Opening the door to new possibilities

Raising aspirations and academic achievement for promising high school students from under-represented groups is the goal of the Explore! Careers in Health Camp that just wound up at McGill.
A camp participant works the ultrasound machine under the expert tutelage of a McGill medicine student.

The energy and volume were on high for the Jeopardy game focusing on speech pathology at the recent Explore! Careers in Health Camp. Teams of high school students competed against each other to see which team knew the most about the causes of speech impediments.

That’s just one of the activities overseen by the young and enthusiastic volunteer counsellors, all McGill students in the health professions, at the Explore! Camp held from Monday, June 26, to Wednesday June 28. Others included suturing, blood drawing and operating an ultrasound machine on a real human being.

Right to left: Diversity and engagement officer Sameer Zuberi, second-year medical student Amanda Try and high school student Aaliyah Dawes Wilson.

Now in its ninth year, the camp, a Faculty of Medicine initiative, is designed to demystify and make accessible the idea of a career in the health professions to youth from under-represented groups. Forty-four students, from 14 to 17, in Grades 9 to 11, signed up.

Held in both French and English, the three-day camp focused on the health professions: medicine, nursing, dentistry, physical therapy, occupational therapy, speech language therapy, genetics and pharmacology.

University can be intimidating with big campuses and large classes in unfamiliar settings. The Explore! Camp tries to tear down these walls.

Juan Angelus Bustillo, aged 17, is from Pointe-Calumet, a one-hour drive north of Montreal. It’s his second year at the camp, and he he really likes it. “It shows us the possibilities, and is really useful. I am hoping to go to medical school and become a plastic surgeon. The camp gives us ideas about what we can do, and is also a lot of fun.”

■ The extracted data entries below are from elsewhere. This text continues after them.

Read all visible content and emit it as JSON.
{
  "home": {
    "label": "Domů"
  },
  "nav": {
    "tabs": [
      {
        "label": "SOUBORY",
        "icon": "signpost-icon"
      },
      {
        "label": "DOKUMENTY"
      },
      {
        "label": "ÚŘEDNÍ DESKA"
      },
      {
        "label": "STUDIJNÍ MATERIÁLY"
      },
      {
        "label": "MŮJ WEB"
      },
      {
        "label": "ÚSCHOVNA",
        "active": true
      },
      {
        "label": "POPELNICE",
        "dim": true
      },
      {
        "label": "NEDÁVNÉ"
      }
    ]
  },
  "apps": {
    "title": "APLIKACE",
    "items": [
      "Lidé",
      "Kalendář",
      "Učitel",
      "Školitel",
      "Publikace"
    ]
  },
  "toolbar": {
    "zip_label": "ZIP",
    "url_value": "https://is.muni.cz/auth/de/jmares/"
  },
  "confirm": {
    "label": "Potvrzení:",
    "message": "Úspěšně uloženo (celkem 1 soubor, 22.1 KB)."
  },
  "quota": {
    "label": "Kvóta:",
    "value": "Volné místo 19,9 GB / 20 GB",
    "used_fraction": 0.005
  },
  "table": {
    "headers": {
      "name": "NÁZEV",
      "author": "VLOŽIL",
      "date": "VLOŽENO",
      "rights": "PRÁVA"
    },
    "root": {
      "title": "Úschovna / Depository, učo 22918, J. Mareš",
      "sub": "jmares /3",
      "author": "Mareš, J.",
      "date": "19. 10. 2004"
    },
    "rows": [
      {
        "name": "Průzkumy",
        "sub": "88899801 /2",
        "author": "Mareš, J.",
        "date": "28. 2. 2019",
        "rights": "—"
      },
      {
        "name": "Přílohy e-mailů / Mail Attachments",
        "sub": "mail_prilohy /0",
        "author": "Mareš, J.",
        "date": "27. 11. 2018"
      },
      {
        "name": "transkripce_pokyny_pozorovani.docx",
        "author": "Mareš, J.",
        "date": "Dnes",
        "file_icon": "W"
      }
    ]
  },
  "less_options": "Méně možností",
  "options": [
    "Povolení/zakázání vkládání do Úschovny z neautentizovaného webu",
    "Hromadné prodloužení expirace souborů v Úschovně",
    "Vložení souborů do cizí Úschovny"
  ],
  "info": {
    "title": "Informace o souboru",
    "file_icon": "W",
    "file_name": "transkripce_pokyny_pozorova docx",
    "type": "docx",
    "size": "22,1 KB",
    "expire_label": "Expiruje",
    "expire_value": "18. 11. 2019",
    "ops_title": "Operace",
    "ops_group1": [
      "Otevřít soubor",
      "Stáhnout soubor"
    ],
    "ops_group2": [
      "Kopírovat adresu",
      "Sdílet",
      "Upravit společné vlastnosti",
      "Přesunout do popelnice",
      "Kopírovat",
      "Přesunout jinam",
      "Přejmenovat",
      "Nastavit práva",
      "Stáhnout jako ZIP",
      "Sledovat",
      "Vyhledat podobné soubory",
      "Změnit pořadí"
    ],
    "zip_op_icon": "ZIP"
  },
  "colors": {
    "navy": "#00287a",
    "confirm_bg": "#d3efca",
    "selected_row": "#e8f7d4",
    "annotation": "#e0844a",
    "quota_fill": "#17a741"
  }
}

Liang Chen is a volunteer counsellor in first year medicine. Chen heard about the possibility of volunteering at Clubs Day at the beginning of the school year.  “I wish there had been a camp like this when I was in high school,” says Chen. “It can be difficult to understand university and how it works. This gives students a sense of what it’s like. Since they stay in Carrefour Sherbrooke they get an idea of what residence is like, too, so it really imitates university life.”

A stitch in time. The ins and outs of suturing.

Sameer Zuberi, the diversity and engagement officer at the McGill Faculty of Medicine’s Social Accountability and Community Engagement Office, says the students are from a cross section of schools in Montreal and in the regions. “We are really trying to get students from under-represented groups to consider careers in the health professions: visible minorities, rural students and students from families on low incomes,” says Zuberi.  “If you see yourself reflected in a profession, if you see people like you practicing medicine or other health professions, for example, then you’ll more readily seek services from that profession. And you will be more likely to try to pursue the goal of practicing that profession. ”

Participants are recruited for the Explore! Camp through high school guidance counsellors, and are selected based on a letter the students write explaining why they want to attend. Schools send letters of endorsement to support the applications.

The camp is completely financed by the Faculty of Medicine.

The lack of health care professionals from minority groups is a systemic problem across Canada. McGill is trying to address the issues through various means, including the Explore! Careers in Health Camp, and mentoring of students interested in careers in the health professions.